Arteriole

An arteriole is a muscular type artery, which is the thinnest artery in the human body. Its diameter is less than 300 microns, which approximately corresponds to the diameter of a human hair. Arterioles arise from large arteries and become tiny capillaries, where the exchange of substances between blood and tissues occurs.

One of the main functions of arterioles is to regulate blood flow and blood pressure in the human body. Arterioles are able to narrow and expand under the influence of the autonomic nervous system, which ensures the regulation of blood flow and maintenance of optimal blood pressure in various organs and tissues.

The narrowing of arterioles is called vasoconstriction, and the widening is called vasodilation. Vasoconstriction of arterioles leads to a decrease in blood flow in the corresponding area, while vasodilation, on the contrary, increases blood flow. Thus, arterioles play an important role in maintaining homeostasis in the body by ensuring sufficient blood flow to tissues and organs under various physiological conditions.

The best known arterioles are the renal arterioles, which are involved in regulating blood flow and filtering blood in the kidneys. Arterioles also play an important role in regulating blood flow to muscles during exercise and during periods of stress.

In conclusion, arterioles are important elements of the circulatory system, providing the necessary blood flow to tissues and organs. Their ability to contract and expand under the influence of the autonomic nervous system makes them key regulators of blood flow and blood pressure in the human body.



Arterioles are the thinnest muscular arteries that play an important role in regulating blood flow in the human body. They have a diameter of less than 300 micrometers and many tiny capillaries extend from them, which ensure the exchange of substances between blood and tissues.

Arterioles are found in various organs and tissues such as the heart, brain, lungs, kidneys, liver, etc. They regulate blood pressure and blood flow by narrowing or expanding their lumen under the influence of the autonomic nervous system. This allows the body to adapt to different conditions and needs.

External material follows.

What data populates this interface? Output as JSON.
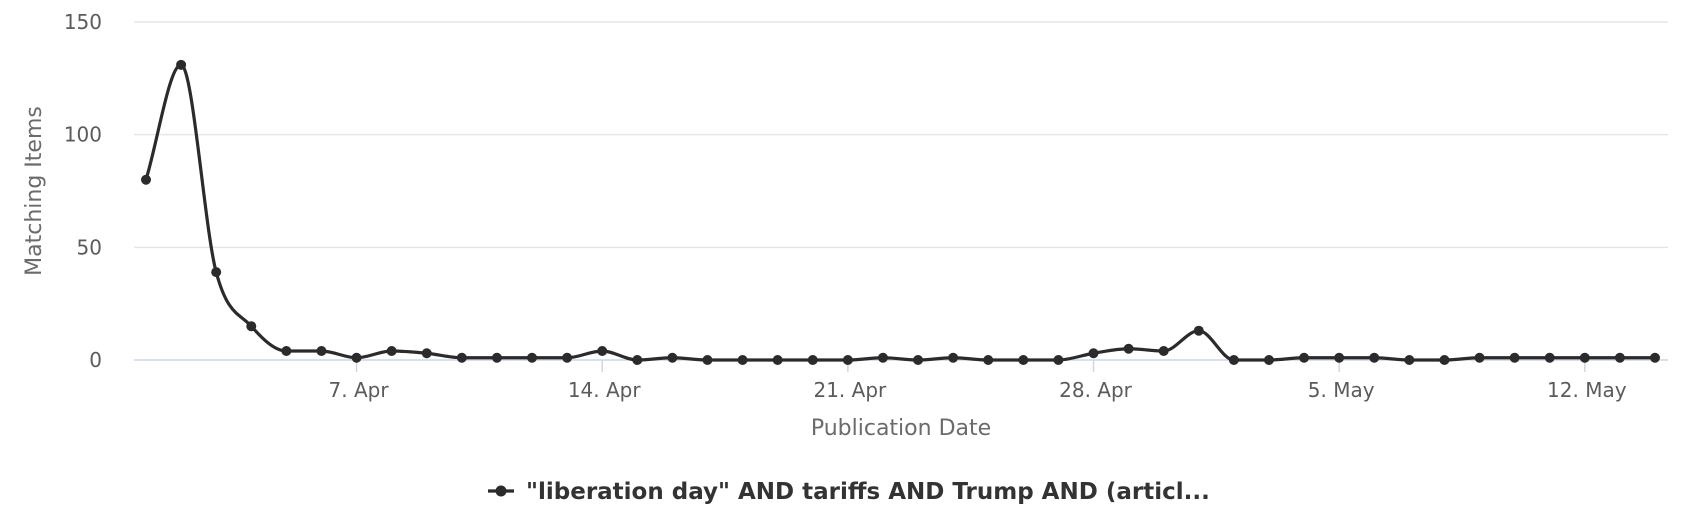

However, if the arterioles are damaged or blocked, it can lead to various diseases such as stroke, heart attack, kidney failure and others. Therefore, it is important to monitor the condition of the arterioles and take measures to protect them.

Overall, arterioles play an important role in maintaining the health and functioning of the human body.

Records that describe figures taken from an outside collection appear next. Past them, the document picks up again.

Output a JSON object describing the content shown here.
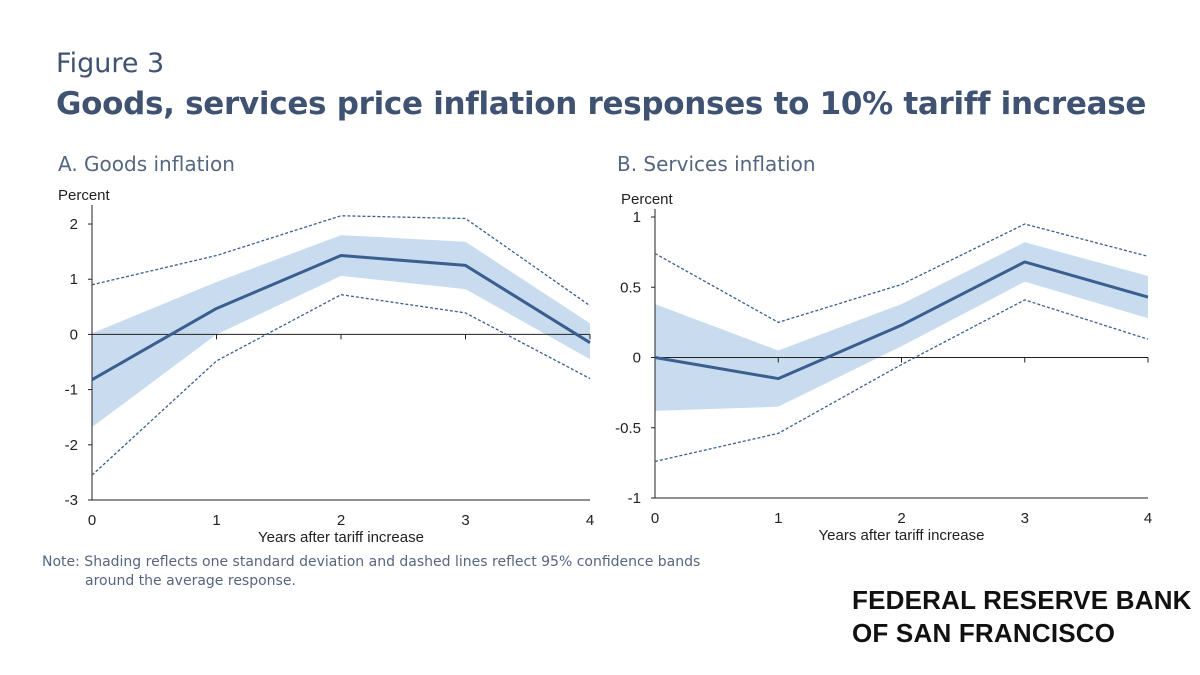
{
  "figure": {
    "label": "Figure 3",
    "title": "Goods, services price inflation responses to 10% tariff increase"
  },
  "note": {
    "line1": "Note: Shading reflects one standard deviation and dashed lines reflect 95% confidence bands",
    "line2": "around the average response."
  },
  "branding": {
    "line1": "FEDERAL RESERVE BANK",
    "line2": "OF SAN FRANCISCO"
  },
  "colors": {
    "line": "#3a5f8e",
    "band": "#c9dcef",
    "dashed": "#3a5f8e",
    "axis": "#222222"
  },
  "chart_data": [
    {
      "type": "line",
      "title": "A. Goods inflation",
      "ylabel": "Percent",
      "xlabel": "Years after tariff increase",
      "x": [
        0,
        1,
        2,
        3,
        4
      ],
      "xticks": [
        "0",
        "1",
        "2",
        "3",
        "4"
      ],
      "ylim": [
        -3,
        2.2
      ],
      "yticks": [
        -3,
        -2,
        -1,
        0,
        1,
        2
      ],
      "ytick_labels": [
        "-3",
        "-2",
        "-1",
        "0",
        "1",
        "2"
      ],
      "series": [
        {
          "name": "Average response",
          "style": "solid",
          "values": [
            -0.82,
            0.47,
            1.43,
            1.25,
            -0.15
          ]
        },
        {
          "name": "One standard deviation upper",
          "style": "band",
          "values": [
            0.02,
            0.95,
            1.8,
            1.68,
            0.2
          ]
        },
        {
          "name": "One standard deviation lower",
          "style": "band",
          "values": [
            -1.68,
            0.0,
            1.06,
            0.82,
            -0.45
          ]
        },
        {
          "name": "95% confidence upper",
          "style": "dashed",
          "values": [
            0.9,
            1.43,
            2.15,
            2.1,
            0.52
          ]
        },
        {
          "name": "95% confidence lower",
          "style": "dashed",
          "values": [
            -2.55,
            -0.48,
            0.72,
            0.39,
            -0.8
          ]
        }
      ]
    },
    {
      "type": "line",
      "title": "B. Services inflation",
      "ylabel": "Percent",
      "xlabel": "Years after tariff increase",
      "x": [
        0,
        1,
        2,
        3,
        4
      ],
      "xticks": [
        "0",
        "1",
        "2",
        "3",
        "4"
      ],
      "ylim": [
        -1,
        1
      ],
      "yticks": [
        -1,
        -0.5,
        0,
        0.5,
        1
      ],
      "ytick_labels": [
        "-1",
        "-0.5",
        "0",
        "0.5",
        "1"
      ],
      "series": [
        {
          "name": "Average response",
          "style": "solid",
          "values": [
            0.0,
            -0.15,
            0.23,
            0.68,
            0.43
          ]
        },
        {
          "name": "One standard deviation upper",
          "style": "band",
          "values": [
            0.38,
            0.05,
            0.38,
            0.82,
            0.58
          ]
        },
        {
          "name": "One standard deviation lower",
          "style": "band",
          "values": [
            -0.38,
            -0.35,
            0.08,
            0.54,
            0.28
          ]
        },
        {
          "name": "95% confidence upper",
          "style": "dashed",
          "values": [
            0.74,
            0.25,
            0.52,
            0.95,
            0.72
          ]
        },
        {
          "name": "95% confidence lower",
          "style": "dashed",
          "values": [
            -0.74,
            -0.54,
            -0.05,
            0.41,
            0.13
          ]
        }
      ]
    }
  ]
}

Arterioles (Latin arteriola - “small artery” from arter- “artery” + -o- “small”) are the thinnest arteries, the majority of which in humans are muscular arteries with modest sizes less than 0.3 mm in diameter.

Arterioles in the human body account for only 1.5-5% of all arteries penetrating the circulatory system. The arteries are considered to be the main masters of the circulatory system. Arteries, in turn, are the largest vessels in the circulatory system. Arterial tubes are capable of stretching through the entire thickness of the body, and their capacity (that is, the volume of blood flow) is significantly higher than microscopic arterioles. This is due to both the diameter of the vessels themselves and the power of blood flow. The arteries in some places have a lumen of up to 20 mm, reaching the aorta of the main trunk - the largest artery in the body.

The main feature of arterioles, unlike arteries and veins, is their ability to regulate their own lumen due to the ability to work in the mode of expansion and contraction. This process is regulated by the autonomic system at the expense of the sympathetic one, while the medulla oblongata controls parasympathetic activity. The operation of these processes occurs as follows: the central nervous system of the body, including the brain, based on the data obtained in the process of perception of analyzers, triggers the release of hormones into the blood, which react with the reacting structures in the vessel wall - the endothelium. When the concentration of hormones exceeds the norm, this leads to a narrowing of the smallest vessels, which, passing through the walls, are filled with blood. This narrowing avoids various hydrostatic changes that can cause blood flow to become uneven. At the same time, the blood flow becomes denser and saturated with oxygen. In addition, this “consistency” of blood can be considered the cause of increased blood pressure. But when the concentration of biologically active substances decreases, the vessels begin to dilate, which is also regulated by receptors on the inner lining, which, upon contact with acetylcholine, begins to produce electrical excitatory potentials. This is how the body regulates its own levels of arterial and venous pressure. In addition, the receptors on the wall also affect the functional state of the smallest blood vessels.